Kamusal alanda sorunlarımızın üstesinden gelmenin yolu demokrasiyi ertelemekle değil, demokratik siyaset alanını daha da genişletmekle mümkün olur. Demokratik hukuk devletinde yargı bağımsızlığı ve tarafsızlığı ilkesinden hiçbir biçimde vazgeçilmez ve hukuk uygulayıcıları siyasal ve ideolojik mülahazalarla hareket etmezler.

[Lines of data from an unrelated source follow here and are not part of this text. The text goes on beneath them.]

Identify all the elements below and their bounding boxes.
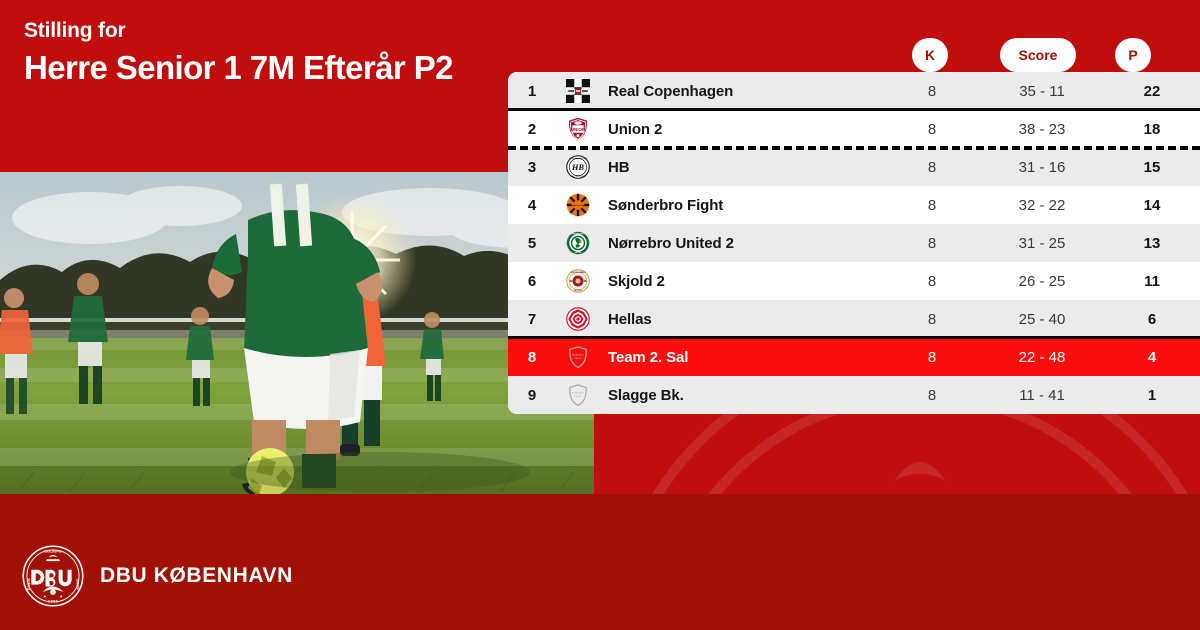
row-team-name: Slagge Bk.: [600, 387, 884, 404]
sonderbro-fight-logo-icon: [556, 193, 600, 217]
row-position: 1: [508, 83, 556, 100]
row-position: 4: [508, 197, 556, 214]
page-title: Herre Senior 1 7M Efterår P2: [24, 48, 494, 88]
hellas-logo-icon: [556, 307, 600, 331]
table-row[interactable]: 6Skjold 2826 - 2511: [508, 262, 1200, 300]
row-goal-score: 31 - 16: [980, 159, 1104, 176]
dbu-crest-logo: 1889 · BOLDSPIL · DANSK UNION: [22, 545, 84, 607]
football-match-photo: [0, 172, 594, 494]
skjold-logo-icon: [556, 269, 600, 293]
footer-wordmark: DBU KØBENHAVN: [100, 564, 293, 588]
hb-logo-icon: [556, 155, 600, 179]
row-team-name: Nørrebro United 2: [600, 235, 884, 252]
table-row[interactable]: 1Real Copenhagen835 - 1122: [508, 72, 1200, 110]
row-position: 8: [508, 349, 556, 366]
row-team-name: Sønderbro Fight: [600, 197, 884, 214]
standings-graphic: Stilling for Herre Senior 1 7M Efterår P…: [0, 0, 1200, 630]
column-header-p: P: [1115, 38, 1151, 72]
column-header-k: K: [912, 38, 948, 72]
row-points: 11: [1104, 273, 1200, 290]
row-matches-played: 8: [884, 273, 980, 290]
real-copenhagen-logo-icon: [556, 79, 600, 103]
footer-band: [0, 494, 1200, 630]
row-goal-score: 38 - 23: [980, 121, 1104, 138]
table-row[interactable]: 2Union 2838 - 2318: [508, 110, 1200, 148]
row-goal-score: 22 - 48: [980, 349, 1104, 366]
row-position: 9: [508, 387, 556, 404]
row-separator-solid: [508, 108, 1200, 111]
row-separator-dashed: [508, 146, 1200, 150]
column-header-score: Score: [1000, 38, 1076, 72]
row-matches-played: 8: [884, 121, 980, 138]
row-points: 1: [1104, 387, 1200, 404]
row-goal-score: 35 - 11: [980, 83, 1104, 100]
norrebro-united-logo-icon: [556, 231, 600, 255]
row-position: 3: [508, 159, 556, 176]
table-row[interactable]: 8Team 2. Sal822 - 484: [508, 338, 1200, 376]
kicker-label: Stilling for: [24, 18, 494, 44]
row-position: 7: [508, 311, 556, 328]
svg-text:UNION: UNION: [76, 579, 80, 591]
row-separator-solid: [508, 336, 1200, 339]
placeholder-shield-logo-icon: [556, 345, 600, 369]
row-points: 4: [1104, 349, 1200, 366]
row-points: 22: [1104, 83, 1200, 100]
union-logo-icon: [556, 117, 600, 141]
row-points: 18: [1104, 121, 1200, 138]
row-team-name: Hellas: [600, 311, 884, 328]
row-goal-score: 32 - 22: [980, 197, 1104, 214]
standings-table: 1Real Copenhagen835 - 11222Union 2838 - …: [508, 72, 1200, 414]
row-goal-score: 11 - 41: [980, 387, 1104, 404]
header: Stilling for Herre Senior 1 7M Efterår P…: [24, 18, 494, 88]
svg-text:DANSK: DANSK: [27, 577, 31, 590]
row-matches-played: 8: [884, 197, 980, 214]
row-team-name: Team 2. Sal: [600, 349, 884, 366]
row-points: 15: [1104, 159, 1200, 176]
row-position: 2: [508, 121, 556, 138]
row-matches-played: 8: [884, 235, 980, 252]
row-position: 6: [508, 273, 556, 290]
svg-text:1889: 1889: [48, 599, 59, 604]
table-row[interactable]: 9Slagge Bk.811 - 411: [508, 376, 1200, 414]
table-row[interactable]: 4Sønderbro Fight832 - 2214: [508, 186, 1200, 224]
svg-text:· BOLDSPIL ·: · BOLDSPIL ·: [42, 549, 63, 553]
row-position: 5: [508, 235, 556, 252]
table-row[interactable]: 7Hellas825 - 406: [508, 300, 1200, 338]
row-matches-played: 8: [884, 349, 980, 366]
row-matches-played: 8: [884, 311, 980, 328]
row-team-name: Union 2: [600, 121, 884, 138]
row-goal-score: 31 - 25: [980, 235, 1104, 252]
row-goal-score: 26 - 25: [980, 273, 1104, 290]
row-points: 6: [1104, 311, 1200, 328]
table-row[interactable]: 5Nørrebro United 2831 - 2513: [508, 224, 1200, 262]
table-row[interactable]: 3HB831 - 1615: [508, 148, 1200, 186]
row-team-name: HB: [600, 159, 884, 176]
row-matches-played: 8: [884, 387, 980, 404]
row-team-name: Real Copenhagen: [600, 83, 884, 100]
placeholder-shield-logo-icon: [556, 383, 600, 407]
row-goal-score: 25 - 40: [980, 311, 1104, 328]
row-matches-played: 8: [884, 159, 980, 176]
row-points: 13: [1104, 235, 1200, 252]
row-matches-played: 8: [884, 83, 980, 100]
row-points: 14: [1104, 197, 1200, 214]
row-team-name: Skjold 2: [600, 273, 884, 290]
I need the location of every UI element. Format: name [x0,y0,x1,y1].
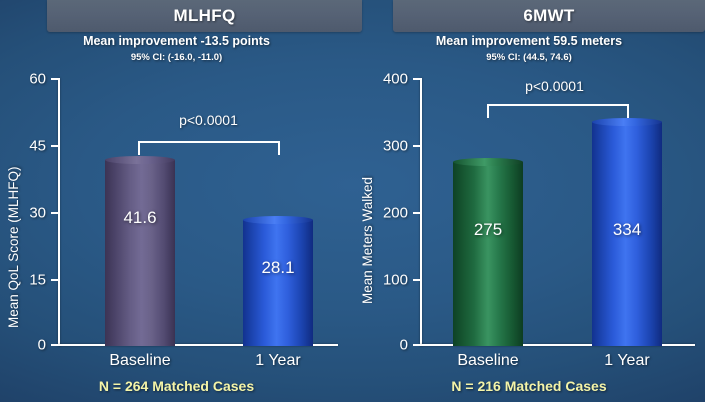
y-tick-6mwt-200 [413,212,420,214]
x-category-label-mlhfq-one-year: 1 Year [223,352,333,370]
p-value-label-6mwt: p<0.0001 [482,78,627,94]
y-tick-6mwt-100 [413,279,420,281]
plot-area-mlhfq: 60 45 30 15 0 Mean QoL Score (MLHFQ) p<0… [58,78,338,346]
slide-canvas: MLHFQ 6MWT Mean improvement -13.5 points… [0,0,705,402]
bar-cap-mlhfq-one-year [243,216,313,224]
y-tick-mlhfq-15 [51,279,58,281]
subtitle-mlhfq: Mean improvement -13.5 points [0,34,353,48]
y-axis-line-6mwt [420,78,422,346]
confidence-interval-6mwt: 95% CI: (44.5, 74.6) [353,52,705,63]
y-tick-label-mlhfq-60: 60 [14,71,46,88]
y-axis-line-mlhfq [58,78,60,346]
bar-fill-mlhfq-one-year [243,220,313,346]
y-tick-6mwt-300 [413,145,420,147]
subtitle-6mwt: Mean improvement 59.5 meters [353,34,705,48]
bar-6mwt-baseline[interactable]: 275 [453,162,523,346]
chart-panel-6mwt: Mean improvement 59.5 meters 95% CI: (44… [353,0,705,402]
chart-panel-mlhfq: Mean improvement -13.5 points 95% CI: (-… [0,0,353,402]
x-category-label-mlhfq-baseline: Baseline [80,352,200,370]
bar-mlhfq-baseline[interactable]: 41.6 [105,160,175,346]
y-tick-6mwt-0 [413,344,420,346]
y-tick-label-6mwt-400: 400 [368,71,408,88]
x-category-label-6mwt-baseline: Baseline [428,352,548,370]
y-tick-label-6mwt-0: 0 [368,337,408,354]
bar-fill-6mwt-baseline [453,162,523,346]
confidence-interval-mlhfq: 95% CI: (-16.0, -11.0) [0,52,353,63]
y-axis-title-6mwt: Mean Meters Walked [360,177,375,304]
y-tick-mlhfq-30 [51,212,58,214]
bar-value-mlhfq-baseline: 41.6 [105,208,175,228]
y-tick-6mwt-400 [413,78,420,80]
bar-cap-mlhfq-baseline [105,156,175,164]
bar-6mwt-one-year[interactable]: 334 [592,122,662,346]
bar-value-6mwt-one-year: 334 [592,220,662,240]
bar-mlhfq-one-year[interactable]: 28.1 [243,220,313,346]
y-tick-label-mlhfq-0: 0 [14,337,46,354]
y-tick-mlhfq-60 [51,78,58,80]
footnote-mlhfq: N = 264 Matched Cases [0,378,353,394]
y-tick-mlhfq-45 [51,145,58,147]
significance-bracket-6mwt [487,104,629,118]
y-tick-label-mlhfq-45: 45 [14,138,46,155]
p-value-label-mlhfq: p<0.0001 [136,112,281,128]
bar-fill-mlhfq-baseline [105,160,175,346]
y-tick-mlhfq-0 [51,344,58,346]
bar-value-mlhfq-one-year: 28.1 [243,258,313,278]
significance-bracket-mlhfq [138,141,280,155]
x-category-label-6mwt-one-year: 1 Year [572,352,682,370]
y-axis-title-mlhfq: Mean QoL Score (MLHFQ) [6,166,21,328]
y-tick-label-6mwt-300: 300 [368,138,408,155]
bar-cap-6mwt-one-year [592,118,662,126]
bar-value-6mwt-baseline: 275 [453,220,523,240]
bar-cap-6mwt-baseline [453,158,523,166]
plot-area-6mwt: 400 300 200 100 0 Mean Meters Walked p<0… [420,78,695,346]
footnote-6mwt: N = 216 Matched Cases [353,378,705,394]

Milletvekili dokunulmazlığının kaldırılması meselesi, bilindiği gibi çeşitli parti ve siyasetçiler tarafındanı daha önceki yıllarda da ifade edilmişti. Gerçekten de dokunulmazlıkların kaldırılması, Türkiye için çok önemlidir; fakat tarihi süreç içinde Türkiye'de medya ve siyaset ilişkisine bakıldığında dokunulmazlıkların kaldırılması, pek faydalı olmayacaktır. Dokunulmazlığı kalkmış iktidarın demokratik ve siyasal atılımlarının, yazılı ve görsel medya kanalıyla sekteye uğrayacağını görmek mümkün. Çünkü son zamanlarda açıkça görüldüğü gibi, siyasal ve sosyal alana karşı -28 Şubat süreci de göz önünde bulundurulduğunda- gerektiği ölçüde demokratik bir tutum sergilenememektedir. Örneğin, Türk aydını ve medyası, türbanı siyasal simge olarak kabul etme, sosyal bir realite olan dini, 'siyaset jargonu' içinde değerlendirme, fikirlerden ziyade kimliklerden işe başlama gibi yanılgılardan kurtulamadı.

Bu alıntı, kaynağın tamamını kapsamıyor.